The grant scheme’s website suggests you seek advice on the improvements to make. However, when you follow the link to check your eligibility you are sent to the Simple Energy Advice (SEA) website to check out the sort of improvements  that might be suitable, based partly on the Energy Performance Certificate (EPC) registered for your property. 

After several pages of questions and, in my case increasing confusion, you are presented with a “Now build your plan” page with suggested improvements and the likely costs. You select the improvements that take your fancy and are then taken to a “Make your plan” page enabling you to download the details to present to your installer(s).

Whether I’m just unlucky, or too picky, this process didn’t work for me.

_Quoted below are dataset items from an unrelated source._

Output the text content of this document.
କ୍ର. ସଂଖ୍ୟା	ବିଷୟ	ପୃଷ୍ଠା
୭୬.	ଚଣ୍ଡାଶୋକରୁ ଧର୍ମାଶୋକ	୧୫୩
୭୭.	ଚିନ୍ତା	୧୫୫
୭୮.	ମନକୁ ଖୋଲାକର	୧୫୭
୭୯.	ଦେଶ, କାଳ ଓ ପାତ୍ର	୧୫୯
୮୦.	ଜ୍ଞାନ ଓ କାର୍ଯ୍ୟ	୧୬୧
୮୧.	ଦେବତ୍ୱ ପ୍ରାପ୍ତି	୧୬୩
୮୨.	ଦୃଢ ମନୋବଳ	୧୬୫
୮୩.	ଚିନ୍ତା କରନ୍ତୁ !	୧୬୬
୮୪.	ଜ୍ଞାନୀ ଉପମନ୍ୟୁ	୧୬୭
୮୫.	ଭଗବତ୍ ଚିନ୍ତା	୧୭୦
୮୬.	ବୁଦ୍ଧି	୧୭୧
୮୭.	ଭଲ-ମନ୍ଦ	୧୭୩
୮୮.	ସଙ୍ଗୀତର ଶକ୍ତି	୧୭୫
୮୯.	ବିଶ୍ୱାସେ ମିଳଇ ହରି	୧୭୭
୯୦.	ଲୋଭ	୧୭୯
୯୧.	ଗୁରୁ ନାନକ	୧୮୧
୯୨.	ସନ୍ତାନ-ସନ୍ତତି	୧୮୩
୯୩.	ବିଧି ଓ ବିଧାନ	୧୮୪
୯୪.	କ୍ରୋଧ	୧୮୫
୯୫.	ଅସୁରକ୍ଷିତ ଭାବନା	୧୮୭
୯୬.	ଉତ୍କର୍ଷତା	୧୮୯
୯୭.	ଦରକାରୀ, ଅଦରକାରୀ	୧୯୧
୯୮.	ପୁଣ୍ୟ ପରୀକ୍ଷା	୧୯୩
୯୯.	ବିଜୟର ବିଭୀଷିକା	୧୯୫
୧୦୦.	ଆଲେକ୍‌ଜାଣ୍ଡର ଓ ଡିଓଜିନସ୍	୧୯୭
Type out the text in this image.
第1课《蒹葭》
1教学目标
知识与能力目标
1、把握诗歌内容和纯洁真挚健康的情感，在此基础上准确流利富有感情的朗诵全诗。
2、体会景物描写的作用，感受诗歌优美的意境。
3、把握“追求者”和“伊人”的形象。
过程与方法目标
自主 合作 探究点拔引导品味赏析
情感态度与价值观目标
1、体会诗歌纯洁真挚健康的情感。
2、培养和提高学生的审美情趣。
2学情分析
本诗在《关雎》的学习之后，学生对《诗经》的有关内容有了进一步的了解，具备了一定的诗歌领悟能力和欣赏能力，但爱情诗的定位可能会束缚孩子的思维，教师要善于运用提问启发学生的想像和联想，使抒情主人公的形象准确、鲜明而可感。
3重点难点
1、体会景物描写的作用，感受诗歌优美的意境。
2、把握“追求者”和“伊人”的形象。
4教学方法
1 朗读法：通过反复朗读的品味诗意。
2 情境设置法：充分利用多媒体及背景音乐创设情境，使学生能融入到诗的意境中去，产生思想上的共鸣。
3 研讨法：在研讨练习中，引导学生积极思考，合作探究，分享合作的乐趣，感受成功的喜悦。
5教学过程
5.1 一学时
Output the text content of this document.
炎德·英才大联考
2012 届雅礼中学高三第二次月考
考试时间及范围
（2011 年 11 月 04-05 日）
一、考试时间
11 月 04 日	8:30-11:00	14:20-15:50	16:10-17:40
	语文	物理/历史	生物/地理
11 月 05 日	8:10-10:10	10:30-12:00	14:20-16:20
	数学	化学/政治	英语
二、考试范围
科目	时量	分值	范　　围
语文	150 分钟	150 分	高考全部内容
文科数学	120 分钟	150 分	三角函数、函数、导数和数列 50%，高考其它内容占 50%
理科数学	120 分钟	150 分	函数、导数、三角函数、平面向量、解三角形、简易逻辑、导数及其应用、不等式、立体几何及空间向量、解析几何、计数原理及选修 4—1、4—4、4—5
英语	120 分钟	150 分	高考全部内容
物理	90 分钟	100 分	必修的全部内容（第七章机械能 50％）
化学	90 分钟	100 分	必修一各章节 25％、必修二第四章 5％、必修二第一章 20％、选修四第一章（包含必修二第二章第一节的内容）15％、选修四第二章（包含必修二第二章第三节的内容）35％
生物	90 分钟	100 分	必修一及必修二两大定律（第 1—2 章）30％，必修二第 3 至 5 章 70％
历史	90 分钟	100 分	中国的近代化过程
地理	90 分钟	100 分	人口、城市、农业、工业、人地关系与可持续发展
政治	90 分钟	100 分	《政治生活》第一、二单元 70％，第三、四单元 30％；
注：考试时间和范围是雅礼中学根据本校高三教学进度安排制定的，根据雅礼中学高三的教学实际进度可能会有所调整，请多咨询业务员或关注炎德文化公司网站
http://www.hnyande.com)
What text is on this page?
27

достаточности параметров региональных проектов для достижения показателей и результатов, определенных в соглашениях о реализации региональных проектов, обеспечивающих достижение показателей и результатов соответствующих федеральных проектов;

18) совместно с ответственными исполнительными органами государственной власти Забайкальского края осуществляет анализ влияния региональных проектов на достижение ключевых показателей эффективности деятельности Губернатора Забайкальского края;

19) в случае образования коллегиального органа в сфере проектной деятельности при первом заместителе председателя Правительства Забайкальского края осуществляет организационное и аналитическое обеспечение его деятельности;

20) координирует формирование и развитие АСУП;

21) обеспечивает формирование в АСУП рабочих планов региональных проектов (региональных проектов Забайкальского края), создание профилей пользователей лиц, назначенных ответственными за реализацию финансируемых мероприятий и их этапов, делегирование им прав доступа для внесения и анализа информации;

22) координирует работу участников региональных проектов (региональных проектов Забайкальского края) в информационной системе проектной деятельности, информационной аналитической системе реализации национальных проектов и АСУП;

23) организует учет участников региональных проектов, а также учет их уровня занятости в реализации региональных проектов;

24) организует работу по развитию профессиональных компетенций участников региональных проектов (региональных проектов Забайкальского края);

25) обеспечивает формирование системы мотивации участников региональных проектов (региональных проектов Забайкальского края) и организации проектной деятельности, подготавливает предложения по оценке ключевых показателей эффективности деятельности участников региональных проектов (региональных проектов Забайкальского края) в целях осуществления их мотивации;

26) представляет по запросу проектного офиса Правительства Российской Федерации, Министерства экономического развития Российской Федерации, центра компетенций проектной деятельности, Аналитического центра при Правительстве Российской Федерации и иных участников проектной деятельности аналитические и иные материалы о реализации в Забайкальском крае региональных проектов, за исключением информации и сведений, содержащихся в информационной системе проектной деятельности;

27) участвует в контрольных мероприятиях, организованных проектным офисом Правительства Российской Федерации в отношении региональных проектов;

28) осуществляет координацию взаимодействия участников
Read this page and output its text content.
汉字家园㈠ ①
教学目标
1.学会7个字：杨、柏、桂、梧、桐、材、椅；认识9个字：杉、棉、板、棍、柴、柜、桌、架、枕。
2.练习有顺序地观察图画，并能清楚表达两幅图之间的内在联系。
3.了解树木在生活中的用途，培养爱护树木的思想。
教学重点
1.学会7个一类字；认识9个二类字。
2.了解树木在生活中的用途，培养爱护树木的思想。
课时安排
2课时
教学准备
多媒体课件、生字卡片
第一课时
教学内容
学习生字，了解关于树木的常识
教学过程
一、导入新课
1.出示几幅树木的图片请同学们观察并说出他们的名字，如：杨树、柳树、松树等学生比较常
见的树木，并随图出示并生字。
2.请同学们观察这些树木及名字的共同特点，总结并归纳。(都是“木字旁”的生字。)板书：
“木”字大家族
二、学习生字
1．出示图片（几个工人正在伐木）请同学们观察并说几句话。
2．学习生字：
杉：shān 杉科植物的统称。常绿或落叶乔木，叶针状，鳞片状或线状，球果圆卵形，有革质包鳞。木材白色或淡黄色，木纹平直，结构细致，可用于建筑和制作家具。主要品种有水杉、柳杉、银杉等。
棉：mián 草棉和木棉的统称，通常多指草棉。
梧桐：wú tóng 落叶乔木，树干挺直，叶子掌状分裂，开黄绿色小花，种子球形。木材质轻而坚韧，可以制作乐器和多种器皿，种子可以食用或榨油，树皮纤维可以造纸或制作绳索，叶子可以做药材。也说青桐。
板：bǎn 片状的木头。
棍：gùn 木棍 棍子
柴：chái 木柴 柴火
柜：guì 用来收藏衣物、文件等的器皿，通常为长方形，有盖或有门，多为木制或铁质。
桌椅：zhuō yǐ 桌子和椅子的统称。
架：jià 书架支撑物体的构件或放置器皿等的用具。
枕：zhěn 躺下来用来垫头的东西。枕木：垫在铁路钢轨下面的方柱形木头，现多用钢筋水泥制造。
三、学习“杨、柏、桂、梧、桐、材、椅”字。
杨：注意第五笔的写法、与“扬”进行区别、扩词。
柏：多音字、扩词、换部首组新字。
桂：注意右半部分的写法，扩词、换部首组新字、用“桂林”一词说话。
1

For example, you are asked what type of roof insulation you have, either pitched or flat roof, insulated or not insulated, or don’t know. I have both types of roof but as the pitched roof covers the majority of the home and is insulated I chose that option. 

My EPC tells me that, at 100mm, my insulation is insufficient and that it should be increased to 270mm, but by selecting the insulated option, roof insulation doesn’t appear on my plan.

Similarly, with the wall insulation question, you are asked if you have cavity or solid walls, insulated or not insulated or don’t know. I have a couple of solid walls but the majority are cavity, but the EPC is silent on whether or not they are insulated and so I chose “don’t know”. This only put cavity wall insulation into my plan, with no mention of solid wall insulation, but it’s pointless having it in the plan as I don’t know if I need it. 

My hopes for floor insulation were also soon dashed. Options for answers to “What sort of floor insulation do you have?” were: don’t know, solid floor, suspended floor or none. I have a suspended floor with no insulation, so selected “none” but, mysteriously, was only  presented with solid floor insulation in my plan, at a cost of £5,000. 

Finally, but not exhaustively, the plan suggested a new condensing boiler (when I said I already had one) and upgrading my double glazing, neither of which qualify for the grant.

If and when you are lucky enough to be happy with your plan, you are directed to the SEA site to find an authorised installer for each of the 30 eligible improvements. In other words, you have to choose a home improvement measure before being shown appropriate installers.

It doesn’t, however, offer you authorised advisors to help you decide what sort of insulation or heating improvement you need and in what order. For this I referred to the Trustmark website, where all authorised people are registered, and where you can search in your area for retrofit assessors or coordinators under standard PAS 2035. 

So, in my case, “The Plan” is to contact one of these to help work out what is best for my home and the planet, regardless of whether the green homes grant should play a part.






2 responses to “Green homes grant not fit for purpose”

  1. Paul Scholes avatar
    Paul Scholes

    As if by magic the next day the government pulled most of the funding for the GHG scheme, effectively killing it or, more appropriately, putting it out of its misery.

  2. Georgina Ashworth avatar
    Georgina Ashworth

    Living in a fairly cold old house, with many more around me, I have just taken an interest in ‘retrofitting’ and this scheme, only to find it being clawed back by govt. I found your experience very interesting, especially as I am leery of potential scams and sharks, although it did not make me optimistic. Uncovering small self-help actions, as you suggest, is what I wanted to start out with before going in for boiler replacements too, but also to publicise locally.